Les tribunaux vont être encombrés pendant des années pour décider de la valeur des maisons individuelles, créant ainsi d'énormes arriérés et évinçant le temps qui devrait être consacré à des questions bien plus graves.

Pire encore, le segment haut de gamme du marché immobilier britannique est désormais en chute libre, en partie à cause de l’imminence de l’impôt sur les propriétés immobilières.

À Westminster, les prix ont baissé de 25 % ; à Kensington et Chelsea, 15 %. Ces chutes commencent à se répercuter sur d’autres arrondissements ainsi que sur les banlieues verdoyantes.

Avec ce genre de baisse des prix, les logements vont tomber en grand nombre sous le seuil de 2 millions de livres sterling. Les inspecteurs devront constamment modifier les évaluations et certains propriétaires devront se retourner chaque année devant les tribunaux pour tenter d'obtenir la suppression de la taxe.

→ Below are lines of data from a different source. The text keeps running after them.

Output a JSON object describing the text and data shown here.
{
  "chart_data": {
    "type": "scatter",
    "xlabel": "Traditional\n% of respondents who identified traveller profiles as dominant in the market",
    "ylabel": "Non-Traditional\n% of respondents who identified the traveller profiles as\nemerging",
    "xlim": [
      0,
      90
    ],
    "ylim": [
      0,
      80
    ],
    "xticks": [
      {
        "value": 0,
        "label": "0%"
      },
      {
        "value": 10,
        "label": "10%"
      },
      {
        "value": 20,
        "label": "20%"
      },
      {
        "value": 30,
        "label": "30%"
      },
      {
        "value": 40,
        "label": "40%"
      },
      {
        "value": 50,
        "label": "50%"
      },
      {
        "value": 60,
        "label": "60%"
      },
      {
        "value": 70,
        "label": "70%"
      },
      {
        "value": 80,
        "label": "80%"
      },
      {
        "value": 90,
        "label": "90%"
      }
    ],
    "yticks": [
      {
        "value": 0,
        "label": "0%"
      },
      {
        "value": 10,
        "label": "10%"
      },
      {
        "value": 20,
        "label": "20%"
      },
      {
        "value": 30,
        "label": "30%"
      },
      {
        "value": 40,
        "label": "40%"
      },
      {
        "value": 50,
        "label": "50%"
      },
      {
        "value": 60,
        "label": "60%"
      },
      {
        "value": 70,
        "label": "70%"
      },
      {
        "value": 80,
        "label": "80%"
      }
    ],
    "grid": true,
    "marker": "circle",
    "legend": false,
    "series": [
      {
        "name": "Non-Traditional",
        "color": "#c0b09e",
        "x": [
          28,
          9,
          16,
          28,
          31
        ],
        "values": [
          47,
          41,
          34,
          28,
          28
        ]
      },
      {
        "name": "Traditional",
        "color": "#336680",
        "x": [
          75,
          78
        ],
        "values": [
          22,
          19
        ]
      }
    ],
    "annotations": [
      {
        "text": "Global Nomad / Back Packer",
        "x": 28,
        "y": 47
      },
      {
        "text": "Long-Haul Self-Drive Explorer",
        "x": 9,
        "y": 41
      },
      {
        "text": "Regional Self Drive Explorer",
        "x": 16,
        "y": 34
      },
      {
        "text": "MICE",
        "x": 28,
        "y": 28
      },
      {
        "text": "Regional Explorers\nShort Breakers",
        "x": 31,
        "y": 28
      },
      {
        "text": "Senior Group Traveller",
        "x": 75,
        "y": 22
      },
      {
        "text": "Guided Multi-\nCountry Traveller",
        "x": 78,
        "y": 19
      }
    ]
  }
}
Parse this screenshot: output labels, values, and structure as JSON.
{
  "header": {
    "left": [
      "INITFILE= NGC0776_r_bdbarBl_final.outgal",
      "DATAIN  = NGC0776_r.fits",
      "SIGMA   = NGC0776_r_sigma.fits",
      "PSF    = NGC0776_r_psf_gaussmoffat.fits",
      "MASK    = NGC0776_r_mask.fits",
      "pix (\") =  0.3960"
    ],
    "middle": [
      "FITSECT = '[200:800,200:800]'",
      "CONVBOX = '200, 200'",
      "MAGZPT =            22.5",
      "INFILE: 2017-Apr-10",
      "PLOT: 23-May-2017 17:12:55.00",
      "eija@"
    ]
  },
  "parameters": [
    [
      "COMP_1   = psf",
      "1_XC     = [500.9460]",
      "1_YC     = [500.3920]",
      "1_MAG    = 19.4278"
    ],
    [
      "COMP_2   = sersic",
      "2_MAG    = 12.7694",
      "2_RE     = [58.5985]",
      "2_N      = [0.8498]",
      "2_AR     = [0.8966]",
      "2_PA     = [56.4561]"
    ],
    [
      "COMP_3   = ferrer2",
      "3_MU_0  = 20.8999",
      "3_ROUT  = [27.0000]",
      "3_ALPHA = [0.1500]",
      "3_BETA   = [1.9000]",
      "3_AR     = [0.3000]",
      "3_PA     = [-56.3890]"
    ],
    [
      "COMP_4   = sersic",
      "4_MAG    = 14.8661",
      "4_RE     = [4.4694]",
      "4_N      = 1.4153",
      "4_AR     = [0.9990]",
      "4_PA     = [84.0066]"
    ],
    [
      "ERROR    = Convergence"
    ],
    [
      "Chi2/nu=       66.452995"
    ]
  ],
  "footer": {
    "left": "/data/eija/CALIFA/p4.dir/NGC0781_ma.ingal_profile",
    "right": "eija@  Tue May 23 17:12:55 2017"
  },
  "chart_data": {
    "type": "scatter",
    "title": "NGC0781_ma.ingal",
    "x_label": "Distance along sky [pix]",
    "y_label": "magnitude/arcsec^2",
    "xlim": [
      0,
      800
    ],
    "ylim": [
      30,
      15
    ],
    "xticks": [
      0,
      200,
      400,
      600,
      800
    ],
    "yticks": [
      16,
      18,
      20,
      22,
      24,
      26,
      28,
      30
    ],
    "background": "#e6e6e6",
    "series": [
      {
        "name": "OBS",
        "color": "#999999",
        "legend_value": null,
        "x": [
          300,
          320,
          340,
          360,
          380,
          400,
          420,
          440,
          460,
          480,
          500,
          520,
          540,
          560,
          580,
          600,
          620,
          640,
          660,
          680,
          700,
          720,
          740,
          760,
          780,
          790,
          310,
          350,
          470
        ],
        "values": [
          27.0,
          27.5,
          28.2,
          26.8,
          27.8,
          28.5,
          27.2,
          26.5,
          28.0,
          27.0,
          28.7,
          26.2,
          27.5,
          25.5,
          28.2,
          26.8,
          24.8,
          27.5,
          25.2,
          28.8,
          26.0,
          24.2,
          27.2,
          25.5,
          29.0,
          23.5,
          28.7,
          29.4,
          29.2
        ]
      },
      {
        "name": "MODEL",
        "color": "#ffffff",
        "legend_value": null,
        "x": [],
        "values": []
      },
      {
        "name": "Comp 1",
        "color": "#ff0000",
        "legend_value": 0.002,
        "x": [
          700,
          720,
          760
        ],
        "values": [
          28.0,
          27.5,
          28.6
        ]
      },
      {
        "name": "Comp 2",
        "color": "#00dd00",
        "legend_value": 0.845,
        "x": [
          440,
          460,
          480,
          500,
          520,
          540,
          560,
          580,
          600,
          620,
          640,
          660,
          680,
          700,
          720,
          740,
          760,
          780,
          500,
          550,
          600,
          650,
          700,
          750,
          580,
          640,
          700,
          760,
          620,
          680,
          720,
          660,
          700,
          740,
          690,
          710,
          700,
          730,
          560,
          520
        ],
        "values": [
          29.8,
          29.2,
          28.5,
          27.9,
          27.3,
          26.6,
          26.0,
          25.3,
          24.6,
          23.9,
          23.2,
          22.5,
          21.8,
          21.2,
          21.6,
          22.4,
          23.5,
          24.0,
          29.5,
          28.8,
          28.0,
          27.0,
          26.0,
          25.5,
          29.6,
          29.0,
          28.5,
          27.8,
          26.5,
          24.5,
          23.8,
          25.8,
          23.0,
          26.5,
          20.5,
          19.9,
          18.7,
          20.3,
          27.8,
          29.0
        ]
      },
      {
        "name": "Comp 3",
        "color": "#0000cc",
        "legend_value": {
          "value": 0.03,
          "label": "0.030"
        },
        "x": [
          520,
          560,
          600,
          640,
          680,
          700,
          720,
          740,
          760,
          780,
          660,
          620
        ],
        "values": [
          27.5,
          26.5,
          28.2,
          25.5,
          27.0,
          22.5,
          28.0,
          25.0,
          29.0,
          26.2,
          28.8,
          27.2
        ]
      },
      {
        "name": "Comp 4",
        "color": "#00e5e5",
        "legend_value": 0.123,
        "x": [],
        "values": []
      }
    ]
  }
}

Finalement, la taxe ne rapportera de toute façon que des sommes minimes. L’OBR a déjà revu à la baisse ses prévisions concernant le montant des revenus qu’il générera, passant de 400 millions de livres sterling au cours de sa première année à 435 millions de livres sterling d’ici 2030-2031.

Mais il a également averti que les recettes diminueraient de 370 millions de livres sterling avant avril 2028 en raison de la réduction des droits de timbre, de l’impôt sur les plus-values ​​et des recettes des droits de succession à mesure que les ménages vendaient ou réduisaient leurs effectifs.

En d’autres termes, une fois tous les coûts pris en compte, la taxe d’habitation pourrait ne pas rapporter d’argent du tout.

Tous ces inspecteurs coûteux, bénéficiant de généreuses indemnités de congés et de pensions dorées du secteur public qui resteront à jamais dans les livres du gouvernement, auront été employés pour absolument rien.

Ce ne sont que des détails pratiques. Le gouvernement doit encore s’attaquer aux problèmes moraux.

Quel effet cela aura-t-il sur les propriétaires âgés, par exemple, qui ne seront peut-être pas en mesure de vendre une grande maison, mais qui n'auront pas non plus les moyens de payer l'impôt supplémentaire sur celle-ci ?

Sera-t-il capable de faire face à l’inévitable réaction politique ?

Et étant donné que les 10 % des salariés les plus riches paient déjà 60 % de tous les impôts sur le revenu collectés en Grande-Bretagne, comment cela peut-il justifier encore plus d’impôts sur des personnes qui paient déjà la majeure partie de ce que fait l’État ?

Et si la taxe coûte plus cher à mettre en œuvre qu’elle n’apporte de recettes, comme ce sera presque certainement le cas, comment peut-elle justifier la ponction sur les finances publiques à un moment où le déficit devient déjà incontrôlable ?

La taxe n'est pas encore entrée en vigueur. Mais cela tourne déjà au désastre.